Dans le numéro de mai 2014 de la Harvard Business Review, un article, écrit par des consultants de Bain, qualifie le temps des managers de « ressource la plus rare ». Les auteurs partent d’un paradoxe : les entreprises consacrent des efforts et élaborent des procédures pour gérer leur capital financier, avec, notamment, un business case pour chaque investissement conséquent.
À contrario, le temps des collaborateurs d’une organisation n’est quasiment jamais géré. Ressource finie par définition, non seulement la gestion des interactions entre les individus n’est pas maîtrisée (e-mails, réunions, téléconférences et autres activités chronophages…), mais la structure du temps des collaborateurs n’est pas connue dans les entreprises.
« Le temps passé dans les meetings internes représente autant de temps qui n’est pas consacré aux clients », soulignent les auteurs. Et de rappeler la citation d’Andrew Grove, l’ex-patron d’Intel : « Tout comme vous ne permettriez jamais à l’un de vos collaborateurs de voler un objet appartenant à votre entreprise, vous ne devriez jamais laisser quelqu’un disposer à sa guise du temps d’un manager. »
De la distraction dans les réunions
Les auteurs pointent plusieurs travers dans les entreprises : d’abord, le temps consacré aux réunions est à la hausse, en moyenne cela représente l’équivalent de deux jours par semaine pour un manager et, à l’échelle d’une entreprise, environ 15 % du temps de travail global de tous les collaborateurs. Ensuite, on observe que la vraie collaboration est, en réalité, rare : l’essentiel des interactions s’effectuent entre les collaborateurs d’un même service et peu entre les différents services.
Les auteurs mettent également en exergue des dysfonctionnements, tel que l’envoi d’e-mails pendant les réunions : en moyenne 22 % des participants à une réunion envoient plus de trois e-mails toutes les trente minutes, selon une enquête menée par Bain. Pire, « les managers ont tendance à planifier plusieurs réunions en même temps et choisissent au dernier moment celle à laquelle il est pertinent d’assister, ce qui crée un cercle vicieux. »
Autre travers : l’organisation de réunions ne fait l’objet d’aucun contrôle, n’importe qui peut ainsi réquisitionner le temps des autres pour discuter d’un sujet, pas toujours crucial… Il n’y a pas de sanctions contre les initiateurs de réunions improductives (elles sont considérées comme telles par un manager sur deux selon l’étude Bain), alors qu’elles existent lorsque des collaborateurs sont sous-productifs.

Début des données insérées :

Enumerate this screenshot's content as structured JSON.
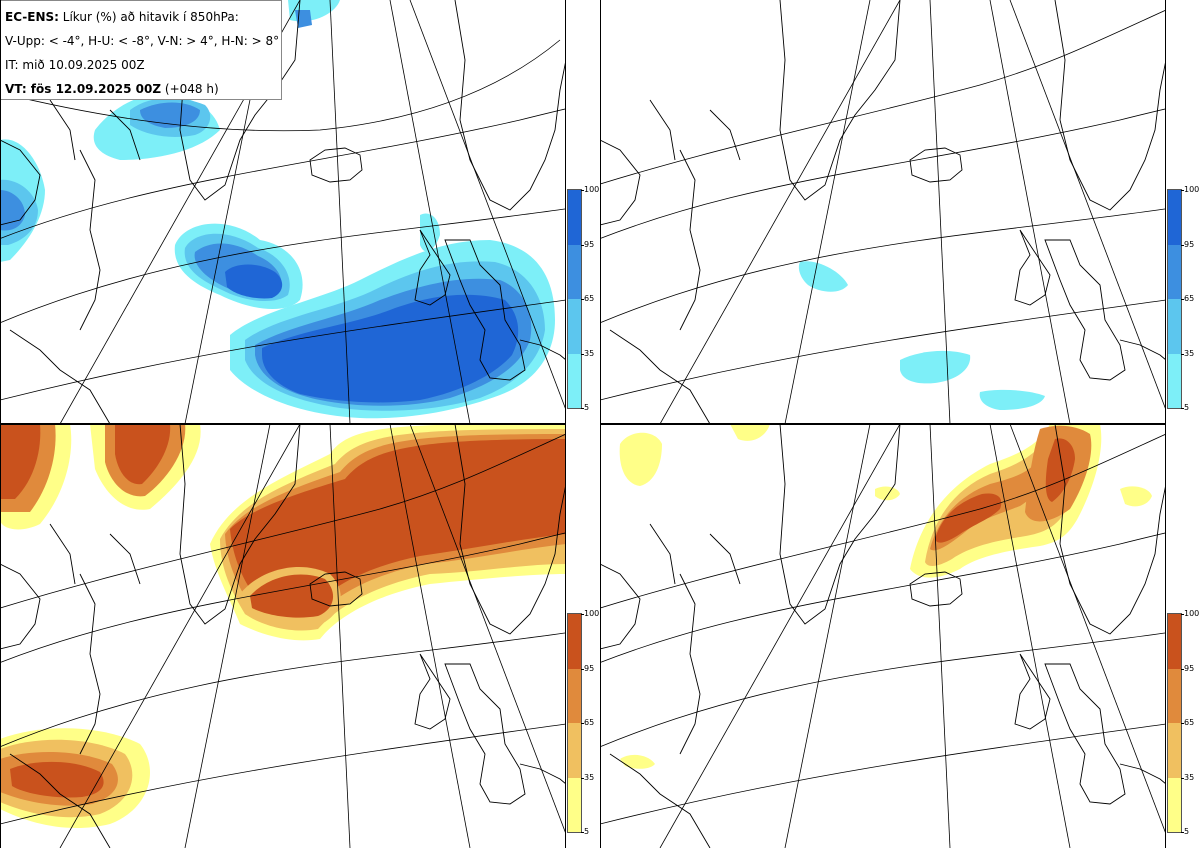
{
  "legend": {
    "model": "EC-ENS:",
    "title": "Líkur (%) að hitavik í 850hPa:",
    "thresholds": "V-Upp: < -4°, H-U: < -8°, V-N: > 4°, H-N: > 8°",
    "issue_time": "IT: mið 10.09.2025 00Z",
    "valid_label": "VT: fös 12.09.2025 00Z",
    "lead_time": "(+048 h)"
  },
  "colorbar_cold": {
    "ticks": [
      "100",
      "95",
      "65",
      "35",
      "5"
    ],
    "colors": [
      "#1f66d6",
      "#3d8fe0",
      "#5cc6ee",
      "#7deff8"
    ]
  },
  "colorbar_warm": {
    "ticks": [
      "100",
      "95",
      "65",
      "35",
      "5"
    ],
    "colors": [
      "#c9521d",
      "#e08a3c",
      "#f0c060",
      "#ffff88"
    ]
  },
  "panels": [
    {
      "name": "V-Upp",
      "scheme": "cold"
    },
    {
      "name": "H-U",
      "scheme": "cold"
    },
    {
      "name": "V-N",
      "scheme": "warm"
    },
    {
      "name": "H-N",
      "scheme": "warm"
    }
  ]
}
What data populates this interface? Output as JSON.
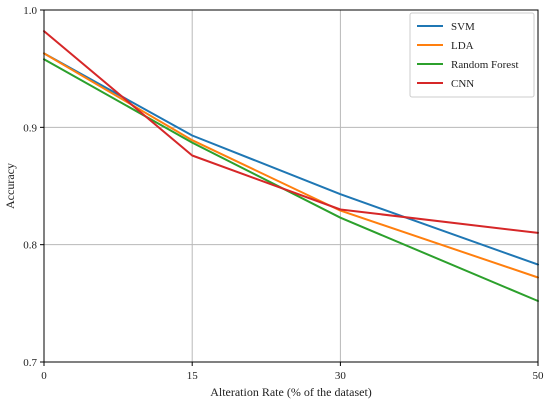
{
  "chart_data": {
    "type": "line",
    "title": "",
    "xlabel": "Alteration Rate (% of the dataset)",
    "ylabel": "Accuracy",
    "x": [
      0,
      15,
      30,
      50
    ],
    "xticks": [
      "0",
      "15",
      "30",
      "50"
    ],
    "yticks": [
      "0.7",
      "0.8",
      "0.9",
      "1.0"
    ],
    "xlim": [
      0,
      50
    ],
    "ylim": [
      0.7,
      1.0
    ],
    "grid": true,
    "legend_position": "top-right",
    "series": [
      {
        "name": "SVM",
        "color": "#1f77b4",
        "values": [
          0.963,
          0.893,
          0.843,
          0.783
        ]
      },
      {
        "name": "LDA",
        "color": "#ff7f0e",
        "values": [
          0.963,
          0.889,
          0.829,
          0.772
        ]
      },
      {
        "name": "Random Forest",
        "color": "#2ca02c",
        "values": [
          0.958,
          0.887,
          0.823,
          0.752
        ]
      },
      {
        "name": "CNN",
        "color": "#d62728",
        "values": [
          0.982,
          0.876,
          0.83,
          0.81
        ]
      }
    ]
  }
}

Responsabiliser les responsables !
Comment dès lors, contourner ces difficultés ? Les auteurs suggèrent plusieurs bonnes pratiques :
- séparer l’urgent de l’important,
- raisonner à « budget-temps base zéro », à l’image des budgets financiers, remis à zéro chaque année (l’idée est de ne plus investir de temps supplémentaire sans que ce soit justifié),
- exiger un business case pour toute initiative,
- simplifier l’organisation, désigner les responsabilités pour les investissements en temps et l’organisation de réunions (par exemple : toute réunion de plus de 90 minutes doit être approuvée par un manager),
- standardiser les processus de décision, systématiser les ordres du jour, commencer et finir les réunions aux heures prévues…
Retrouver la maîtrise du temps demande donc un minimum d’organisation : c’est l’ambition du nouveau titre de la collection « La boîte à outils », publiée chez Dunod. L’auteur, manager de l’offre efficacité professionnelle chez Cegos, propose 71 fiches pratiques très claires, très utiles et faciles à lire (donc à retenir). Avec, en particulier, trois focus : comment gérer les surcharges de travail, gérer les sollicitations et chasser le temps stérile des réunions. Voilà bien résumées les trois plaies des DSI…
La boîte à outils de la gestion du temps, par Pascale Bélorgey, Dunod, 2014, 190 pages.
« Your Scarcest Resource », par M. Mankins, C. Brahm et G. Caimi, Harvard Business Review, mai 2014.